Under the NFL’s current policy, the Titans shut down their facility, and the earliest they can come back is sometime the following week, provided everyone who tested positive tests negative twice.
The NFL got very lucky that the Steelers, Titans and Baltimore Ravens did not have their bye weeks yet, because they were able to move these three teams around in order to fit the schedule. But what happens if another team has an outbreak in Week 12?
Cancelling games would be a logistical nightmare. Unlike Major League Baseball (MLB), that played 60 games this season, the NFL only plays 16. With one team already under shutdown and potentially more to come, the NFL is in big trouble if it wants to finish the season.
Going back to summer, before the NFL had decided how they would approach the season, other sports leagues figured out a way to play during the pandemic. The MLB, the National Basketball Association (NBA), the National Hockey League (NHL) and the Premier Lacrosse League all were able to resume their seasons.
The NFL, looking at all of these different examples and how the pandemic as a whole played out, made the wrong decision.
When states differ vastly on how they approach the pandemic, the NFL needed to create a universal level of safety for its teams. Instead, it let teams play on their home fields and travel. Only with reluctance did the NFL give its players widespread testing and the ability to opt out. Insanity.
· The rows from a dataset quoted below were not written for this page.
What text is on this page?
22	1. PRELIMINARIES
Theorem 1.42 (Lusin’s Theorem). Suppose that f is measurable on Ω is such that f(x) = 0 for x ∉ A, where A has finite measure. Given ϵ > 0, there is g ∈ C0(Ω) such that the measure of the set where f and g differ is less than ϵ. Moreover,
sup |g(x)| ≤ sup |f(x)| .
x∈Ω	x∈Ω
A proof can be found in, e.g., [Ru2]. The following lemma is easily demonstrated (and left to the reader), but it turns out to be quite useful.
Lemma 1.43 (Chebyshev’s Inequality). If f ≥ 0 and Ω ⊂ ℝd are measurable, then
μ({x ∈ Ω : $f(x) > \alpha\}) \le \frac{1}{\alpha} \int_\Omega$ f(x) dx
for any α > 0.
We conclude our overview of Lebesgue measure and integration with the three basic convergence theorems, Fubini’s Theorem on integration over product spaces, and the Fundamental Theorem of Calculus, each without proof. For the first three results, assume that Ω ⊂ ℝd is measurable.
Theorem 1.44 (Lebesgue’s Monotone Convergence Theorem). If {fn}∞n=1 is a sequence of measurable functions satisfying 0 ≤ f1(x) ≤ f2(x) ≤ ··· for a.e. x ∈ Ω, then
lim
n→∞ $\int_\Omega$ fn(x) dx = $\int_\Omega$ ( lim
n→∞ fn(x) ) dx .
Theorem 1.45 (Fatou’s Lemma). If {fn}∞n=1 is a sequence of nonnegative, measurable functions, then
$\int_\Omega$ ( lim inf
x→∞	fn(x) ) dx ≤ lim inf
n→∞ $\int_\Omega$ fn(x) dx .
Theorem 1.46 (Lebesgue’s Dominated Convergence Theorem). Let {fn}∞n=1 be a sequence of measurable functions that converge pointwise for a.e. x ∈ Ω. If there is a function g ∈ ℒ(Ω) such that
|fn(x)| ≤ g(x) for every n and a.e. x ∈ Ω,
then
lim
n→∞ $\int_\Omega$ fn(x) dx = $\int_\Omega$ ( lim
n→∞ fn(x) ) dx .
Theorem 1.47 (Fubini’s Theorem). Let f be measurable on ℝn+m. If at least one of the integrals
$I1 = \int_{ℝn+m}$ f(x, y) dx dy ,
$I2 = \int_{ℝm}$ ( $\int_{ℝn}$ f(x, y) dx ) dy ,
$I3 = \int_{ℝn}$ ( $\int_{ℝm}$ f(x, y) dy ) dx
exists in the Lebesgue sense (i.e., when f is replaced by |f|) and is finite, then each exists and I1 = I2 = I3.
Essentially, the NFL has no functional bubble and has teams enforcing its own standards on how exactly it will keep its players distanced. So the Seattle Seahawks may have a pseudo bubble in a hotel nearby, but the Atlanta Falcons may go party at an airport after every practice. Of course, this is all speculation, but the fact that this scenario is even possible reflects poorly on the league.
The only league-wide policies revolve around testing and protocol for when a player or staff member tests positive. It is incredibly reactionary and, frankly, puts players at risk — as clearly demonstrated this week. If Ravens tight end Mark Andrews was in the place of one of the Titans players, he could face serious health implications as a Type one diabetic.
It is incredibly irresponsible of the leaders of the NFL to only think of themselves in a pandemic. Not only are players at risk, but personnel, such as equipment managers and trainers, are at risk as well.
All of these other people have families.
But instead of mitigating the risk of spreading with a bubble like the NBA, or a bubble city like the NHL, the NFL chose to be complacent.
Going forward, I sincerely hope the NFL changes its position and moves to a single site for as long as COVID-19 exists without a vaccine. With the flu season on its way, the rest of the year does not look optimistic for the safety of players and personnel.
What makes this shutdown so frustrating is that the NFL has the financial means to create a bubble. Obviously, there are some downsides to being in a bubble — such as isolation from family — but these downsides pale in comparison to the risks of travel and playing in front of fans.
I have little faith in NFL executives taking any effective action so long as a majority of games can be played. I hope they prove me wrong.